Two dams collapsed in exceptionally heavy rains from Mediterranean storm Daniel early Monday, sending a wall of water several meters (feet) high gushing down a valley that cuts through the city of Derna.
The unusual flooding and Libya’s political chaos contributed to the enormous toll. The oil-rich state has been split since 2014 between rival governments in the east and west backed by various militia forces and international patrons.
The disaster has brought rare unity, as government agencies across Libya’s divide rushed to help the affected areas. But relief efforts have been slowed by the destruction after several bridges that connect the city were destroyed.
Heaps of twisted metal and flooded cars littered Derna’s streets, which are caked in a tan mud. Teams have buried bodies in mass graves outside the city and in nearby towns, Eastern Libya’s health minister, Othman Abduljaleel, said.
But officials worried that thousands more were yet to be found.
Bodies “are littering the streets, washing back up on shore and buried under collapsed buildings and debris,” said Bilal Sablouh, regional forensics manager for Africa at the International Committee of the Red Cross.
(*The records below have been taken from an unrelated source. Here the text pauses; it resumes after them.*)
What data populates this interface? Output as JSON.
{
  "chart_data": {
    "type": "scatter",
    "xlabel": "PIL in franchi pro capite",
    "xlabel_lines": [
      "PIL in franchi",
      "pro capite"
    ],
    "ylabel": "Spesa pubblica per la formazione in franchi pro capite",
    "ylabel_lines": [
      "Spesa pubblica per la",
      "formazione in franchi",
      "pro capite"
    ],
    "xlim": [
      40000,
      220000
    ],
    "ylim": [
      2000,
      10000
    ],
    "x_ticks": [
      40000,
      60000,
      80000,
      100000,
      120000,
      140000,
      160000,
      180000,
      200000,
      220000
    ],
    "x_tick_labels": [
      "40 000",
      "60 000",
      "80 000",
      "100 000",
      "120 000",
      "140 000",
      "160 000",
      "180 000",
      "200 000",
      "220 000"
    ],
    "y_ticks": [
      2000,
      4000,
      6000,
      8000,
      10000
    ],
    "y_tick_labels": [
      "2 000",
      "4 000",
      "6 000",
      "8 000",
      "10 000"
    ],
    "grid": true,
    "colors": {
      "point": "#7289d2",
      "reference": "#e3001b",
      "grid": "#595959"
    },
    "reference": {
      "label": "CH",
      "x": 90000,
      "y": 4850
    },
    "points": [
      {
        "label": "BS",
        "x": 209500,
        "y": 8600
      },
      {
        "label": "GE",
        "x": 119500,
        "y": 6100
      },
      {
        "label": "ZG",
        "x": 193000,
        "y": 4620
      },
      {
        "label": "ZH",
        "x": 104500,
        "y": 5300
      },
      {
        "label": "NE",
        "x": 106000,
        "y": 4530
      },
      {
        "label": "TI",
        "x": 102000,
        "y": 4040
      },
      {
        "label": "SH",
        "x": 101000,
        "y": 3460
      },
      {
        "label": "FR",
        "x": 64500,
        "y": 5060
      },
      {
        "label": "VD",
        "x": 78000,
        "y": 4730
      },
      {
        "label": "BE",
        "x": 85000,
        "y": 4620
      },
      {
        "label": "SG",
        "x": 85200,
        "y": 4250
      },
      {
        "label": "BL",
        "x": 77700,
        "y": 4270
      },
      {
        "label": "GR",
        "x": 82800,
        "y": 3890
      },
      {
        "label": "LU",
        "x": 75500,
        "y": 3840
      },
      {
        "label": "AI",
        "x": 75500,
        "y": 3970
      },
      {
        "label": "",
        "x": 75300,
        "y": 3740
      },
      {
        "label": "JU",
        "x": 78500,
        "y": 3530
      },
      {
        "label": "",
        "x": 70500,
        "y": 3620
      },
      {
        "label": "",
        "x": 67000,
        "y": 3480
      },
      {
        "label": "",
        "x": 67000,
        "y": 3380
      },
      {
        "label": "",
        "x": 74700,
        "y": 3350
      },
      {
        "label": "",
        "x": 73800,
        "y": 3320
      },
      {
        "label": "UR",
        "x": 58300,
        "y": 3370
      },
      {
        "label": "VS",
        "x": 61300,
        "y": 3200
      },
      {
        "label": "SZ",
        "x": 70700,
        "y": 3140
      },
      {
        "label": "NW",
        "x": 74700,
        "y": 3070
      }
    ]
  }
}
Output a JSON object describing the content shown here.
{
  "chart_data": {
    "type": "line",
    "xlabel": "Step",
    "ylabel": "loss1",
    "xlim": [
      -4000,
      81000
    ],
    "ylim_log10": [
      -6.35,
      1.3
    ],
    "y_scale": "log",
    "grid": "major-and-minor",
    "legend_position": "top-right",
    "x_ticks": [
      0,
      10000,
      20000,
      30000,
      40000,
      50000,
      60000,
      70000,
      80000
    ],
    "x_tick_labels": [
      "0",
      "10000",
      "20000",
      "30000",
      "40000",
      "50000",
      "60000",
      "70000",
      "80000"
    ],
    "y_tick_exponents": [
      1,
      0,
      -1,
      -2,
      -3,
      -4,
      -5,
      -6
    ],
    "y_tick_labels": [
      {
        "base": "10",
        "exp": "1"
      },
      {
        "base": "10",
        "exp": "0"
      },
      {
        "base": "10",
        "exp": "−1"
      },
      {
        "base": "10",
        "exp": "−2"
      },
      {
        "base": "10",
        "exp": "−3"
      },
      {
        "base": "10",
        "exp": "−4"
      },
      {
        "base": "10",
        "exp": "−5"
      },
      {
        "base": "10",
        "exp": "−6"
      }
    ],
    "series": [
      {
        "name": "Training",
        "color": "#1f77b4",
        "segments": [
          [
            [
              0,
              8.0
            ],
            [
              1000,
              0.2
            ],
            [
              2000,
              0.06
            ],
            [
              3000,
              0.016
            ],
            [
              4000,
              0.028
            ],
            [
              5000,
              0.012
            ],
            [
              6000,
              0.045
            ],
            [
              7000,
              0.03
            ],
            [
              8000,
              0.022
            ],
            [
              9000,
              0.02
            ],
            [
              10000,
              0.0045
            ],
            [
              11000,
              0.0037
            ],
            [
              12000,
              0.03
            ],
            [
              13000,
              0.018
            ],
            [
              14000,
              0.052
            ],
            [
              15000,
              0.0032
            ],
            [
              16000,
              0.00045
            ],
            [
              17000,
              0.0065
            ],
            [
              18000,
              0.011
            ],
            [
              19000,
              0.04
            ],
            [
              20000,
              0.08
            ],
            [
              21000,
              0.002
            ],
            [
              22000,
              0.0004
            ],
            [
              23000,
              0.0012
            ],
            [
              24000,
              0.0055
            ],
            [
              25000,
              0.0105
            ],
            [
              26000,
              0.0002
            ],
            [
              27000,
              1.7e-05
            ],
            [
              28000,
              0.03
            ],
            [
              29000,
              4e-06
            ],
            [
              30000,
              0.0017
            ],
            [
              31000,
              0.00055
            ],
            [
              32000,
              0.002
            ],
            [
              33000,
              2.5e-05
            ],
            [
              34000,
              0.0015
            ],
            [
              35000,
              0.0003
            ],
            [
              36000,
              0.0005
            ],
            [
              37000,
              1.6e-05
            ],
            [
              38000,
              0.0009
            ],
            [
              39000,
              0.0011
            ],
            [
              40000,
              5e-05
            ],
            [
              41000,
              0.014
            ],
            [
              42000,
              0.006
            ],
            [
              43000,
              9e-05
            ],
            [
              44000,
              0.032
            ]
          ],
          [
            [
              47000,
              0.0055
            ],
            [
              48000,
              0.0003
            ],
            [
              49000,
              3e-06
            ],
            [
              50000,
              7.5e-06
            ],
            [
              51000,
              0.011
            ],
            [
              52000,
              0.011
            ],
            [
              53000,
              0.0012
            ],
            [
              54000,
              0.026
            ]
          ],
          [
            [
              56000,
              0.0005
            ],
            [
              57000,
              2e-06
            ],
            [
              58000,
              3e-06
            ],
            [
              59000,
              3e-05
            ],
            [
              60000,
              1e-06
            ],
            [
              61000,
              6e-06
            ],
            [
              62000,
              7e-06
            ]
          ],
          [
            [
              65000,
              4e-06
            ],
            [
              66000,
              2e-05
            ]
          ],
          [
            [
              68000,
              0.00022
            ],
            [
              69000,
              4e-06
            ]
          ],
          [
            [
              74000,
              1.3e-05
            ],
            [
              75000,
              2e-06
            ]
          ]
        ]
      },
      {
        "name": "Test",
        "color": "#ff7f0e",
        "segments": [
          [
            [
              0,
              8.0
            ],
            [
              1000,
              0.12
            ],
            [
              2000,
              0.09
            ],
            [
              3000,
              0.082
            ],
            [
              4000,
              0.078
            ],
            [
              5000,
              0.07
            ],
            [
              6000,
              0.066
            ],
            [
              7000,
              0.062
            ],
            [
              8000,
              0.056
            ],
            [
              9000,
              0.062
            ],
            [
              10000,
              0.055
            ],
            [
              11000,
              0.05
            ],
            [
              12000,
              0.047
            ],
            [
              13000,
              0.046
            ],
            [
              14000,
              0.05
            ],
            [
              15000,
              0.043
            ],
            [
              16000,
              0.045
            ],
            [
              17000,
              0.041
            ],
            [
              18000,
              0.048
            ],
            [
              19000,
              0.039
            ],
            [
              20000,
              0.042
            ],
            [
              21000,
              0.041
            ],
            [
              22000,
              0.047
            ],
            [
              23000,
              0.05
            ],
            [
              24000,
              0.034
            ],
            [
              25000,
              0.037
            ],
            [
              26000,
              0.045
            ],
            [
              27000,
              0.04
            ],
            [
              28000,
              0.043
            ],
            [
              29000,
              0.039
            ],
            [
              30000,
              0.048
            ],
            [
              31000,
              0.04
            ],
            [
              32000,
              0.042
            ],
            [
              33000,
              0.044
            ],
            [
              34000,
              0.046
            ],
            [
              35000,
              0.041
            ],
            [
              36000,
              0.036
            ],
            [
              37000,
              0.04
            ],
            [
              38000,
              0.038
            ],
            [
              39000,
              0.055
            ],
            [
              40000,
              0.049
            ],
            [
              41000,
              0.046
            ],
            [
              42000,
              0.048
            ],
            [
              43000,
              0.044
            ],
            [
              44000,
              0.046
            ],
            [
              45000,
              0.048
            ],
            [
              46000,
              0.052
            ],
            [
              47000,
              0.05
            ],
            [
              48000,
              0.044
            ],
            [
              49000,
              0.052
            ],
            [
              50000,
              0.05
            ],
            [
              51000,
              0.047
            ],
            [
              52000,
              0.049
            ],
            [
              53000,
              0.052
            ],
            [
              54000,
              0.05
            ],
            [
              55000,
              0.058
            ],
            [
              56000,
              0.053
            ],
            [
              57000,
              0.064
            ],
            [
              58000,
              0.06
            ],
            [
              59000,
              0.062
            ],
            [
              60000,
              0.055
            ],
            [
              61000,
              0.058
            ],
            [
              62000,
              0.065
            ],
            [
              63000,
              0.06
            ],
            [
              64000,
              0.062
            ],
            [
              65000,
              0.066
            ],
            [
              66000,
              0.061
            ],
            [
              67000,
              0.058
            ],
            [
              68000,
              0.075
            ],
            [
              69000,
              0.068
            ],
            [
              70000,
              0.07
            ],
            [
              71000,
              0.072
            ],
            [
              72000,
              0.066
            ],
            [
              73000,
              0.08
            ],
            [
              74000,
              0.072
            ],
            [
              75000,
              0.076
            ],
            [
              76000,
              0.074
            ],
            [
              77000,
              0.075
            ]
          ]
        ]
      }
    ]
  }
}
“In just two hours, one of my colleagues counted over 200 bodies on the beach near Derna,” he said.
Divers are also combing the coastal waters off of the city.
The Libyan Red Crescent said as of Thursday that 11,300 people in Derna had died and another 10,100 were reported missing — though there was little hope many would be found alive. The storm also killed about 170 people elsewhere in the country.